You might be wondering, what’s the point? If Tor gives such great privacy protection, what else is needed? Is Tor safe without a VPN? The answer is twofold. First, the Tor browser and VPN exist for different reasons. Second, people perceive them differently.

VPN is quite a popular solution used for remote work, improving privacy and bypassing geo-restrictions – mostly innocent activities. Its connection is ‘static’ in the sense that the client and server are always the same – unless there is a periodic server rotation. But servers handling VPNs are generally easy to track for a determined agent.

Tor defends against tracking, surveillance, and censorship. It is extremely hard to hack, though not impossible. Sadly, it is widely recognized as a criminals’ method to hide their tracks when doing anything illegal on the dark web. There is a lot of truth in that, but a study from 2020 showed only about 6.7% of Tor users connect to Onion services for strictly illicit reasons. Tor is perfectly legal in most countries. Still, some ISPs ban it because of that bad fame. The community has found a number of ways around censorship. VPN cloaking the Tor might be the simplest one.

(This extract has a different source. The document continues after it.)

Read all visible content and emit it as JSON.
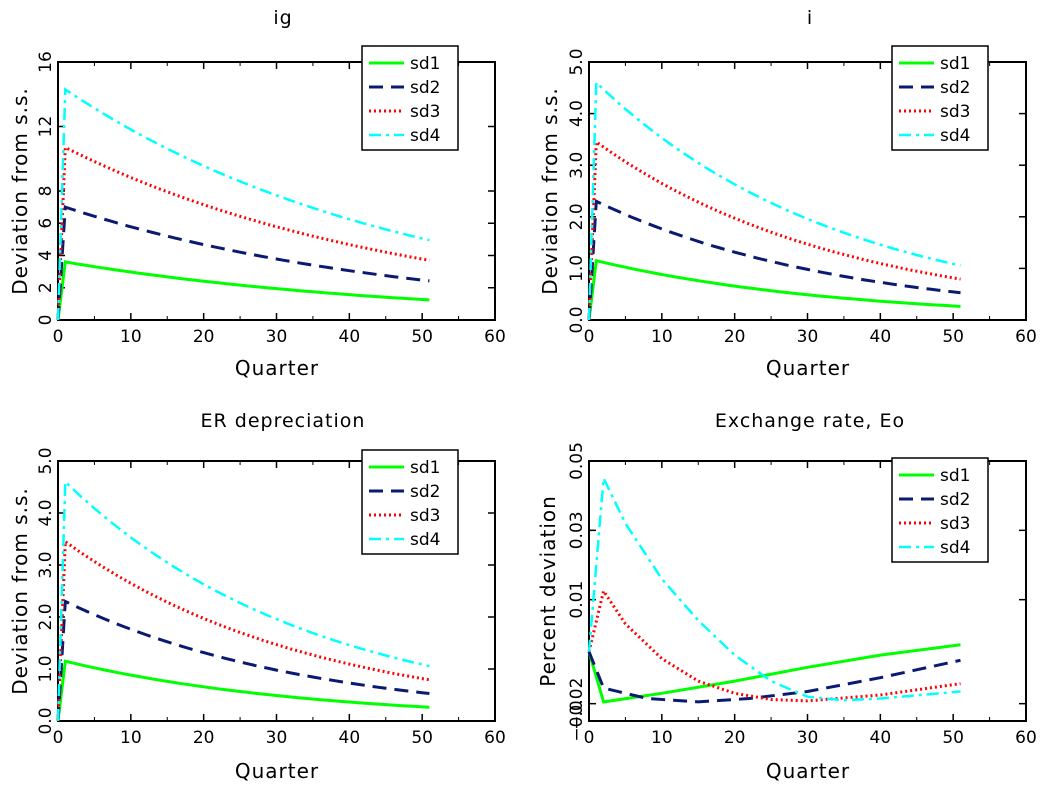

In short, using Tor over VPN gives you additional privacy protection from your ISP. It raises your anonymity even higher than Tor does by itself, provided the VPN supplier is trustworthy.

How to use a VPN with Tor?

Despite all the mentioned technical intricacies, setting up a simple VPN-Tor combination is straightforward. Just remember, a VPN must be launched first to be able to completely hide Tor usage. Provided you already have chosen and tested a reliable VPN provider, just turn your VPN app on and connect. Then you may download and install the Tor browser. Bearing in mind that it’s a community project and protection software, it’s remarkably user-friendly. Use it at will while being continually connected to a VPN.

There is also a ready-made solution, though just a few vendors offer it. Because the VPN tunnel comes first, the VPN vendor can automatically connect its users directly to the Tor network. Some call this option ‘onion VPN’. Technically, it works in the same way as the above-mentioned manual configuration, but you don’t need to remember about the order of things. Also, it might give you protection in a rare case when a VPN connection drops. Losing it while still connected to Tor leaves you with just one protection instead of two. Luckily, VPNs typically have a kill switch with a similar function. It shuts down your Internet connection in case of that exact failure.

How fast is the Tor browser with VPN?

Last but not least, the speed aspect. Tor assumes every piece of exchanged data gets encrypted and decrypted several times. This takes time, and the relaying itself adds more. Modern opinions indicate that the speed might be enough for many online activities, especially if you happen to use fast Tor servers. Latency, the delay between sending a request and receiving a response, is worse, however. And the biggest performance problem is the speed instability. It’s because your circuit through the Tor network changes often and unpredictably. Will the servers in it be slow and overloaded, or efficient and unoccupied? Your carefree Web surfing might quickly change to a painstakingly slow one. Refer to the Tor Metrics for recent speed measurements, if you wish to interpret them yourself.

With Onion over VPN, the connection will usually be even slower and latency increased, so the result might be quite disappointing. You need to remember that this solution is different from a regular browser. A typical netizen just doesn’t care about his privacy this much. If you aren’t a typical internet user and can’t afford to take any chances, be prepared to sacrifice speed for safety.

Compared with VPN, Tor might be called the next level of privacy protection. Because their domains are quite distinct, the two can be combined for an even greater cybersecurity boost. It does come at the cost of speed. If you’re looking for ways of becoming next to invisible online, consider putting these two solutions together!